Some of this decline was clearly inevitable. Residential and commercial property prices in major urban areas had risen so rapidly that they became unaffordable for all but the very rich. And the frenetic almost steroid-driven pace of construction had created massive oversupply. The “ghost cities” of massive roads and half-finished buildings that are now globally remarked upon are only one indication of this oversupply. Across the country, the chosen form of economic expansion has become construction, and property developers were egged on both by national and provincial governments eager to show higher GDP figures and by developments in banking and finance that provided easy access to credit for such development.

The property boom and now possible bust have created a dilemma for the government. The property sector is estimated to account for around 15 percent of China’s economic output, and land sales are critically important for Chinese local governments, amounting to more than 40 per cent of their revenues. So the government needs to prevent bubbles from growing too large and then bursting, but also cannot really handle too much of a decline in real estate prices.

As a result, the government has gone in for a range of measures designed to revive the property market, mostly directed to the banking and financial conditions of housing sales. In 2009, the Central Bank of China and the China Banking Regulatory Commission had earlier halted the process of securitisation of housing loans by banks, after the US financial crisis exposed the risks involved in this. On 30 September 2014 they announced that this curb had been lifted and they would now encourage lenders to issue mortgage-backed securities. Chinese banks were allowed to relax the rules on loans for people purchasing their first home, and to offer discount rates and seek lower down-payments on second home loans in urban areas other than the top metros.

Interest rates were cut in November 2014. In January the reserve requirements of major banks – or the minimum amount of cash banks need to hold back from lending – were reduced. Most recently, on 30 March 2015, another slew of measures was announced. The required down payment for some second homes was brought down to 40 percent from 60 percent and the minimum down payment for first-home buyers using public housing funds was cut from 30 to 20 per cent. The Finance Ministry removed the 5.6 per cent sales tax on homes that had been owned for more than two years, reversing a policy introduced in 2011 to cool the “overheating” market.

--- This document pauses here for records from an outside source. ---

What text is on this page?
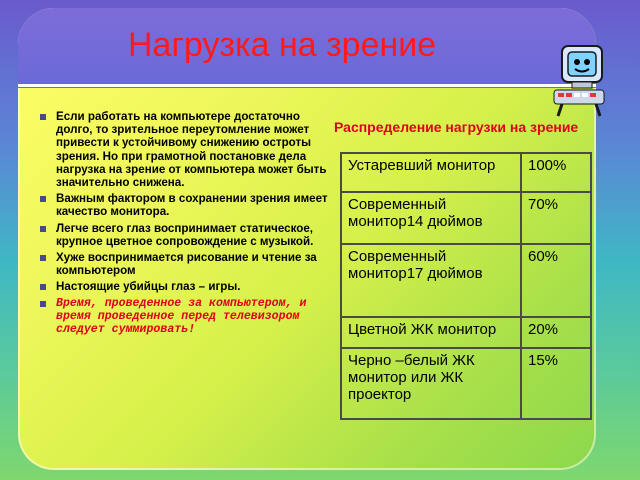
Нагрузка на зрение
Если работать на компьютере достаточно долго, то зрительное переутомление может привести к устойчивому снижению остроты зрения. Но при грамотной постановке дела нагрузка на зрение от компьютера может быть значительно снижена.
Важным фактором в сохранении зрения имеет качество монитора.
Легче всего глаз воспринимает статическое, крупное цветное сопровождение с музыкой.
Хуже воспринимается рисование и чтение за компьютером
Настоящие убийцы глаз – игры.
Время, проведенное за компьютером, и время проведенное перед телевизором следует суммировать!
Распределение нагрузки на зрение
Устаревший монитор	100%
Современный монитор14 дюймов	70%
Современный монитор17 дюймов	60%
Цветной ЖК монитор	20%
Черно –белый ЖК монитор или ЖК проектор	15%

But so far, banks have not passed on interest rate cuts and lower down-payment requirements to home buyers, and one survey has found that a majority of banks continue to charge rates above the benchmark level. Since they now have possibilities for higher returns from stock market investments given the current securities boom, they are less interested in pushing housing loans. It may well be that, with real estate accounting for 25 per cent of total lending (as shown in Chart 2) they are reluctant to increase their exposure further. Since they are also exposed to the shadow banking system of trusts and other entities that dominantly provide housing loans, this may in fact be prudent.

Source: IMF Global Financial Stability Report 2015, Chapter 1.

A different strategy is the proposal that has been mooted of converting unsold properties into “social housing” as part of its goal of providing millions of subsidised and affordable homes for people. Unsurprisingly, private real estate developers have been reluctant to participate in this plan, finding potential profits too low.

However, this set of policies may be missing the point. Further easing of banking regulations and providing more credit for housing may not be successful in reviving the housing market because of the basic and growing imbalance between real earning and prices of assets like houses. Indeed, trying to generate more housing debt is really kicking the can down the road in terms of hoping to create another credit-driven bubble. The more realistic and viable solution would be to resolve that basic imbalance, by encouraging wages and real earnings to increase so that housing become more affordable relative to current incomes.